4, Farmakokinetik: Flukonazol diberikan per-oral atau intravena. Absorbsinya baik, dan obat ini tidak
tergantung pada keasaman lambung seperti halnya ketokonazol. Ikatannya minimal dengan protein
plasma.

5. Efek samping: Efek samping ini lebih kecil dibandingkan dengan ketokonazol. Selain mual dan
muntah, kult kemerahan sering terjadi. Baru-baru ini menunjukkan bahwa flukonazol adalah suatu
teratogen poten dan azol lain kemungkinan juga bersifat teratogenik.

E. Itrakonazol
merupakan obat antijamur keluarga azol yang baru. Obat ini mempunyai spektrum anti jamur yang
luas.

1. Farmakokinetik: ltrakonazol diabsorbsi dengan baik pada pemberian oral. Obat ini berkaitan kuat
dengan protein plasma dan distribusinya baik melalui kebanyakan jaringan tubuh termasuk tulang,
sputum dan jaringan adiposa.

2. Efek samping : Mual dan muntah, kulit kemerahan (termasuk pada penderita dengan tanggap
imun yang lemah), hipokalemia, hipertensi, edema dan sakit kepala.

OBAT-OBAT UNTUK INFEKSI MIKOTIK SUPERFISIAL

Jamur yang menyebabkan infeksi kulit superfisial disebut dermatofit.

A. Griseofulvin

1. Mekanisme kerja: Obat ini masuk ke dalam sel jamur yang rentan dengan proses yang tergantung
energi. Hal ini diyakini bahwa obat ini berinteraksi dengan mikrotubulus dalam jamur yang merusak
serat mitotik dan menghambat mitosis

2. Farmakokinetik: Griseofulvin berdistribusi baik ke jaringan keratin yang terinfeksi dan akan berikatan.
Konsentrasinya dalam jaringan lain dan cairan tubuh lebih rendah.

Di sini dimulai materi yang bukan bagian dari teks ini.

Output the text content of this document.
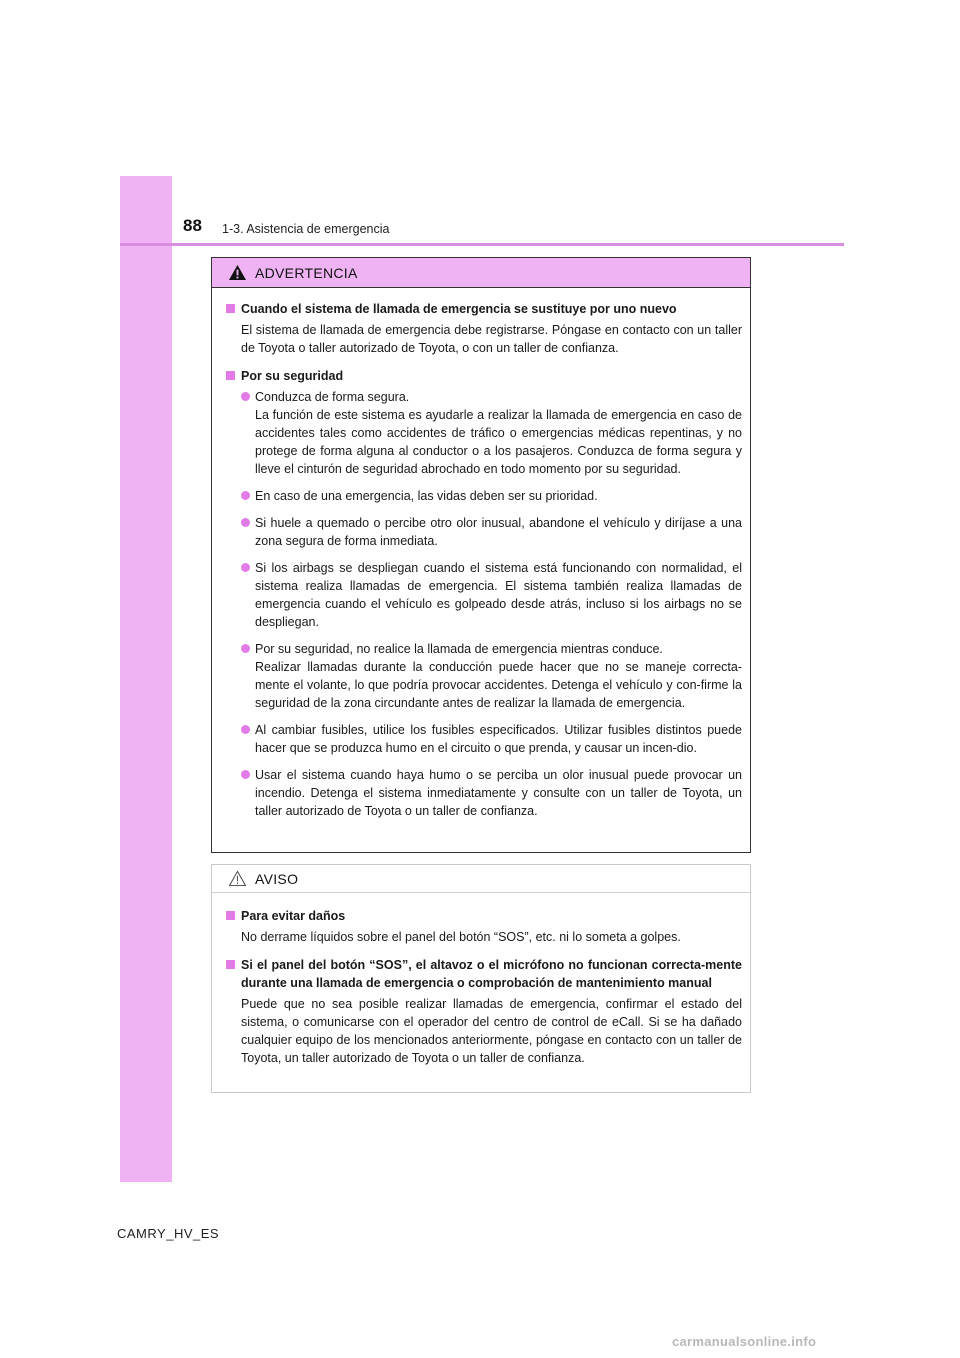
88 1-3. Asistencia de emergencia
ADVERTENCIA
Cuando el sistema de llamada de emergencia se sustituye por uno nuevo
El sistema de llamada de emergencia debe registrarse. Póngase en contacto con un taller de Toyota o taller autorizado de Toyota, o con un taller de confianza.
Por su seguridad
Conduzca de forma segura.
La función de este sistema es ayudarle a realizar la llamada de emergencia en caso de accidentes tales como accidentes de tráfico o emergencias médicas repentinas, y no protege de forma alguna al conductor o a los pasajeros. Conduzca de forma segura y lleve el cinturón de seguridad abrochado en todo momento por su seguridad.
En caso de una emergencia, las vidas deben ser su prioridad.
Si huele a quemado o percibe otro olor inusual, abandone el vehículo y diríjase a una zona segura de forma inmediata.
Si los airbags se despliegan cuando el sistema está funcionando con normalidad, el sistema realiza llamadas de emergencia. El sistema también realiza llamadas de emergencia cuando el vehículo es golpeado desde atrás, incluso si los airbags no se despliegan.
Por su seguridad, no realice la llamada de emergencia mientras conduce.
Realizar llamadas durante la conducción puede hacer que no se maneje correcta-mente el volante, lo que podría provocar accidentes. Detenga el vehículo y con-firme la seguridad de la zona circundante antes de realizar la llamada de emergencia.
Al cambiar fusibles, utilice los fusibles especificados. Utilizar fusibles distintos puede hacer que se produzca humo en el circuito o que prenda, y causar un incen-dio.
Usar el sistema cuando haya humo o se perciba un olor inusual puede provocar un incendio. Detenga el sistema inmediatamente y consulte con un taller de Toyota, un taller autorizado de Toyota o un taller de confianza.
AVISO
Para evitar daños
No derrame líquidos sobre el panel del botón “SOS”, etc. ni lo someta a golpes.
Si el panel del botón “SOS”, el altavoz o el micrófono no funcionan correcta-mente durante una llamada de emergencia o comprobación de mantenimiento manual
Puede que no sea posible realizar llamadas de emergencia, confirmar el estado del sistema, o comunicarse con el operador del centro de control de eCall. Si se ha dañado cualquier equipo de los mencionados anteriormente, póngase en contacto con un taller de Toyota, un taller autorizado de Toyota o un taller de confianza.
CAMRY_HV_ES
carmanualsonline.info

3. Efek samping: Toksisitas umumnya tidak menimbulkan masalah klinis, meskipun reaksi alergi dan
sejumlah efek samping (misalnya, sakit kepala, mual) pernah dilaporkan.

B. Nistatin

suatu antibiotika polien ; struktur, rumusan kimia, mekanisme kerja dan resistensi mirip dengan
amfoterisin B. Obat ini tidak diabsorbsi di saluran cerna dan tidak pernah dipergunakan secara
parenteral, Obat ini diberikan didiasis per oral (swish and swallow) untuk pengobatan kandidiasis oral.
Efek samping jarang karena absorbsinya yang jelek, tetapi biasanya menimbulkan mual dan muntah.

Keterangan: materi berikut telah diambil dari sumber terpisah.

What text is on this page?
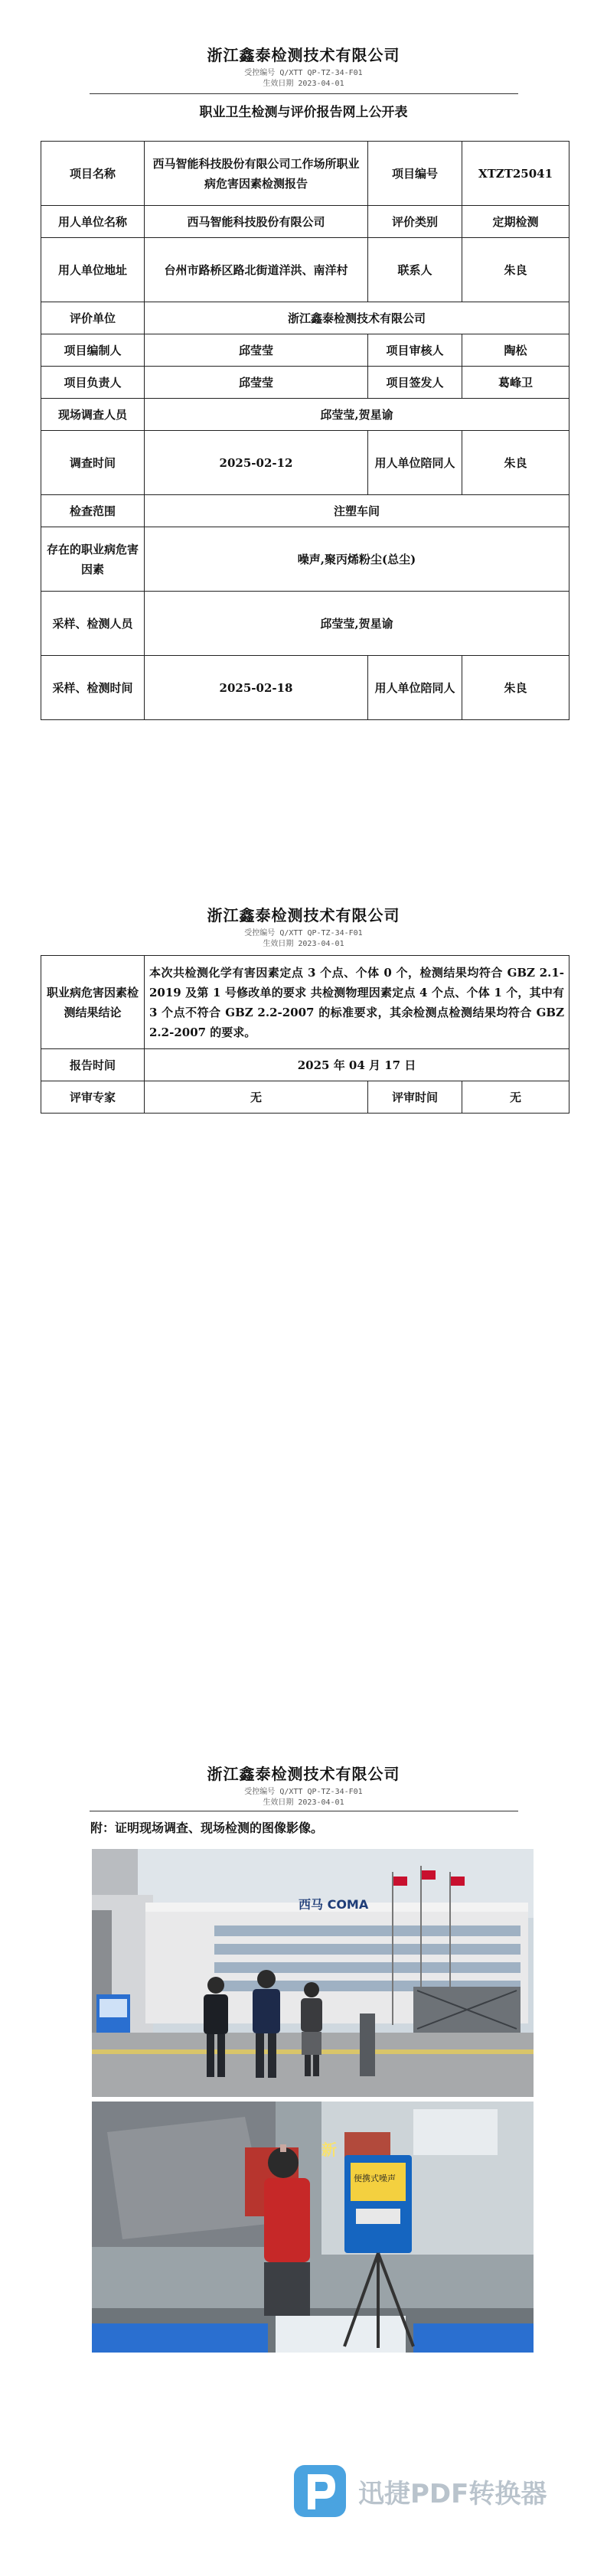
浙江鑫泰检测技术有限公司
受控编号 Q/XTT QP-TZ-34-F01
生效日期 2023-04-01
职业卫生检测与评价报告网上公开表
项目名称	西马智能科技股份有限公司工作场所职业病危害因素检测报告	项目编号	XTZT25041
用人单位名称	西马智能科技股份有限公司	评价类别	定期检测
用人单位地址	台州市路桥区路北街道洋洪、南洋村	联系人	朱良
评价单位	浙江鑫泰检测技术有限公司		
项目编制人	邱莹莹	项目审核人	陶松
项目负责人	邱莹莹	项目签发人	葛峰卫
现场调查人员	邱莹莹,贺星谕		
调查时间	2025-02-12	用人单位陪同人	朱良
检查范围	注塑车间		
存在的职业病危害因素	噪声,聚丙烯粉尘(总尘)		
采样、检测人员	邱莹莹,贺星谕		
采样、检测时间	2025-02-18	用人单位陪同人	朱良
浙江鑫泰检测技术有限公司
受控编号 Q/XTT QP-TZ-34-F01
生效日期 2023-04-01
职业病危害因素检测结果结论	本次共检测化学有害因素定点 3 个点、个体 0 个，检测结果均符合 GBZ 2.1-2019 及第 1 号修改单的要求 共检测物理因素定点 4 个点、个体 1 个，其中有 3 个点不符合 GBZ 2.2-2007 的标准要求，其余检测点检测结果均符合 GBZ 2.2-2007 的要求。		
报告时间	2025 年 04 月 17 日		
评审专家	无	评审时间	无
浙江鑫泰检测技术有限公司
受控编号 Q/XTT QP-TZ-34-F01
生效日期 2023-04-01
附：证明现场调查、现场检测的图像影像。
西马 COMA
便携式噪声
新
迅捷PDF转换器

C. Mikonazol dan obat topikal lain

Mikonazol, klotrimazol dan ekonazol merupakan obat-obat yang aktif secara topikal dan jarang
digunakan secara parenteral karena toksisitasnya. Mekanisme kerja, spektrum anti jamur, distribusi
dan tipe metabolisme sama dengan ketokonazol.